Kramer, appearing on an episode of The Eddie Trunk Podcast, was asked if there was anything he could tell the audience about Hendrix, given how he worked as an engineer on three of The Jimi Hendrix Experience’s albums. “Jimi certainly grabbed your attention because he was one of a kind,” he replied. “And I don’t think we’ll see the likes of that again for who knows how long.
“But he was very unique in the sense that his voice expressed ideas, shapes, and sounds very much like his guitar playing.

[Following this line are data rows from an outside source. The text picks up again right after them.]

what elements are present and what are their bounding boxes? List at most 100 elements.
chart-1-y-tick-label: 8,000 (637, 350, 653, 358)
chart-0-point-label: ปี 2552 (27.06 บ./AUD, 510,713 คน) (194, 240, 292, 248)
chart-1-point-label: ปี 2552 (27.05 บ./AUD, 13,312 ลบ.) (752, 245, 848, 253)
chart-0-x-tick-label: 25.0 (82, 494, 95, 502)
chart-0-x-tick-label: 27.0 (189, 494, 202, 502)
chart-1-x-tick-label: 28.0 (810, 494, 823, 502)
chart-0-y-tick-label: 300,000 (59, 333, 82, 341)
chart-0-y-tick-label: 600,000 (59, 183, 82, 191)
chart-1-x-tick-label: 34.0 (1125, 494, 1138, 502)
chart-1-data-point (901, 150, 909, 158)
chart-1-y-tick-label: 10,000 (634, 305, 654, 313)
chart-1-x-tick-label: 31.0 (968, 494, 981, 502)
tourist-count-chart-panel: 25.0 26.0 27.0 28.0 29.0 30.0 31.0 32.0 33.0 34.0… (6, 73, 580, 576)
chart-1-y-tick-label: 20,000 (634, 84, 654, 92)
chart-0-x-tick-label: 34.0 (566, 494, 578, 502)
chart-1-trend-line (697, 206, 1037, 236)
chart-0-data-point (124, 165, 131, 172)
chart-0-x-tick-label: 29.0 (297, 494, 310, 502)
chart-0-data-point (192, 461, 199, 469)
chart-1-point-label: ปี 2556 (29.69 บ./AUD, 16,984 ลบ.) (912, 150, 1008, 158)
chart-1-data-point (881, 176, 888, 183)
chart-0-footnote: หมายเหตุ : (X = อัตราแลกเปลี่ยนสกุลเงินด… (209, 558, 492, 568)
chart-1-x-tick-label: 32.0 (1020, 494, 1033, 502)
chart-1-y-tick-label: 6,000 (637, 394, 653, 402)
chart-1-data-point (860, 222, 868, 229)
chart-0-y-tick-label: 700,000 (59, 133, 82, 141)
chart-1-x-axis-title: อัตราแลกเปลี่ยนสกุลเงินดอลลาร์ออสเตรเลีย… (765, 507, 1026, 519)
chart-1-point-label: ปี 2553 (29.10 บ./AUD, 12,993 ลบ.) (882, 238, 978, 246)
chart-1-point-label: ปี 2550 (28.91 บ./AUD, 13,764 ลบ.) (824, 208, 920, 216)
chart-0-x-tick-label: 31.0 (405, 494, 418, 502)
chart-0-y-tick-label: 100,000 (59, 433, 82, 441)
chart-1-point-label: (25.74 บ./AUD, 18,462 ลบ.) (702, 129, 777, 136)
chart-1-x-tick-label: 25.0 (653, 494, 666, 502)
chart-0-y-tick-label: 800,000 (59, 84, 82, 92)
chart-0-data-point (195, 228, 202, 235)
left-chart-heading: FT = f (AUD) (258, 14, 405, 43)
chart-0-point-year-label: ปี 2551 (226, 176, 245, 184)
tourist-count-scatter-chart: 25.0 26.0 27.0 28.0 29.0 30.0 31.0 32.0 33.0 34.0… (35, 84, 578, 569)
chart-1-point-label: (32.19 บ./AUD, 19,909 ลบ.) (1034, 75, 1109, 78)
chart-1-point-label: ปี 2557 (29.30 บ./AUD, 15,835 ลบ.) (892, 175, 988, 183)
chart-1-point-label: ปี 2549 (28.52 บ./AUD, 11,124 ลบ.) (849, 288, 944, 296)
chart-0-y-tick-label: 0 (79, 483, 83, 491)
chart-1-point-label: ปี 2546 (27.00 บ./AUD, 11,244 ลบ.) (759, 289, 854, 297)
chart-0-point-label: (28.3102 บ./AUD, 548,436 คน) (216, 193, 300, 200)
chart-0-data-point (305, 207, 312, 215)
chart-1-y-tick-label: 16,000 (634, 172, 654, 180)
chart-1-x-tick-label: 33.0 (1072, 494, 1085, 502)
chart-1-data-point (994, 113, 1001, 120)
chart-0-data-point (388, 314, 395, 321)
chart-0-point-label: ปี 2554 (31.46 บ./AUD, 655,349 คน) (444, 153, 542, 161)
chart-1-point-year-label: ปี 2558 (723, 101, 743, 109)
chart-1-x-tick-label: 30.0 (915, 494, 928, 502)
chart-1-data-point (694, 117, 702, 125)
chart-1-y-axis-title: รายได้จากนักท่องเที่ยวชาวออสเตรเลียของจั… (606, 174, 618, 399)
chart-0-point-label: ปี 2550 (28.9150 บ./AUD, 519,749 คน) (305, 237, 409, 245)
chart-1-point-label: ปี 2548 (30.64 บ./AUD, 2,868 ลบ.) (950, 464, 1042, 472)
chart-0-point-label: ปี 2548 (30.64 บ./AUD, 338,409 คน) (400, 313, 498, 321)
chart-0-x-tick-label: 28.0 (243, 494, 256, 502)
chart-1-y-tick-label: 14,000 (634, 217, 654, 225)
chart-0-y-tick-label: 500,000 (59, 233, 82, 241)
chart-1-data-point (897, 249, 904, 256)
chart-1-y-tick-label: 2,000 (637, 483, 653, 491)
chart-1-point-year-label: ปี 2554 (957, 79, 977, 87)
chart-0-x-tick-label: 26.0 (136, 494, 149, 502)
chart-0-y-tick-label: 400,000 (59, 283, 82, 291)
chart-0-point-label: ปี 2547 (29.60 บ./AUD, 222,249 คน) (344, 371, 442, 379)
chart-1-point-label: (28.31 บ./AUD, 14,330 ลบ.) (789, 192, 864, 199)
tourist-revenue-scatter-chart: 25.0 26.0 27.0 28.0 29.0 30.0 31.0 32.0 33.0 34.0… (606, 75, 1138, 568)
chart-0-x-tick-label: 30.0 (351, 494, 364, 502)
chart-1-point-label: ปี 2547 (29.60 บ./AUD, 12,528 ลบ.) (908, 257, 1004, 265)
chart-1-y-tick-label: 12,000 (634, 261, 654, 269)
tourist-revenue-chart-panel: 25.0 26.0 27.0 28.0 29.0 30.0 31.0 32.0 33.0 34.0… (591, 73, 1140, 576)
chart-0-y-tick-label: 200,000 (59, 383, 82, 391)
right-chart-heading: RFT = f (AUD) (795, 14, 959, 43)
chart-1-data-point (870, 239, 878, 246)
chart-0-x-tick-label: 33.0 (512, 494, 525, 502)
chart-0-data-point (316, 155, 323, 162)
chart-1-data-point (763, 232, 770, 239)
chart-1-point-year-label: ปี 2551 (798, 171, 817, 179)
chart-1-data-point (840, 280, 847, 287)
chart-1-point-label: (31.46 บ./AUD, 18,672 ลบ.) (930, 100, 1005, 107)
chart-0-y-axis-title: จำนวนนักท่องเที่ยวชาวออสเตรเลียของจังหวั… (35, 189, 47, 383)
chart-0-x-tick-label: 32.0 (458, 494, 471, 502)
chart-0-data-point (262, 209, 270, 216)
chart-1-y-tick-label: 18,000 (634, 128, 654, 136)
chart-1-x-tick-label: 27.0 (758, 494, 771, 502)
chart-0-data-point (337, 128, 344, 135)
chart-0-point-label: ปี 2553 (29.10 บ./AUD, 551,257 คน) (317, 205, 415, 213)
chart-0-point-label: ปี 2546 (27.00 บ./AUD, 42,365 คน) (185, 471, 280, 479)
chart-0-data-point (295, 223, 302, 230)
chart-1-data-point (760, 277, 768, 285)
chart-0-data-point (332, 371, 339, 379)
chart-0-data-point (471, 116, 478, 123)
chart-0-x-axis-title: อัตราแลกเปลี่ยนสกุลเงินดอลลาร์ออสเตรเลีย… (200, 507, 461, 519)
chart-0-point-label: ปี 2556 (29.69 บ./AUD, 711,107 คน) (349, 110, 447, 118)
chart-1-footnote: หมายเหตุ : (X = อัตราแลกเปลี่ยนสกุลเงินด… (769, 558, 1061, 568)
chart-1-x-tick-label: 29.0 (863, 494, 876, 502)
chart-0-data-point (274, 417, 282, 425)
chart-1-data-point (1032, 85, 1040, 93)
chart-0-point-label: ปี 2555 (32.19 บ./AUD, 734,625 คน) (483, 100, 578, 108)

If one listens to him sing, and he was a song stylist, he wasn’t a great singer, but he was a song stylist.
“And the way he utilised his range was absolutely genius because it fits precisely with what the rhythm section was doing, how loud he was playing, the intricacy of the lines…
“He wanted his voice buried in the track, that’s the issue,” Kramer explained. “I don’t think many people know about that – he just hated his voice, he thought he had the worst voice in the world.
Kramer then explained how, especially on The Jimi Hendrix Experience’s 1967 debut Are You Experienced, it would be a battle between producer Chas Chandler and Hendrix as to the level of the vocals. “So here I am, I’m sitting in the middle between Chas on my right and Jimi on my left. Jimi’s whispering in my ear, ‘put it down, put it down,’ and Chas is saying I’m not pushing it up enough.”
Between all of this, Kramer explained that he had to “find that compromise between the two worlds. I thought he had a great voice, quite frankly, I thought it was expressive and a delight. And that’s what I think fans should look at.”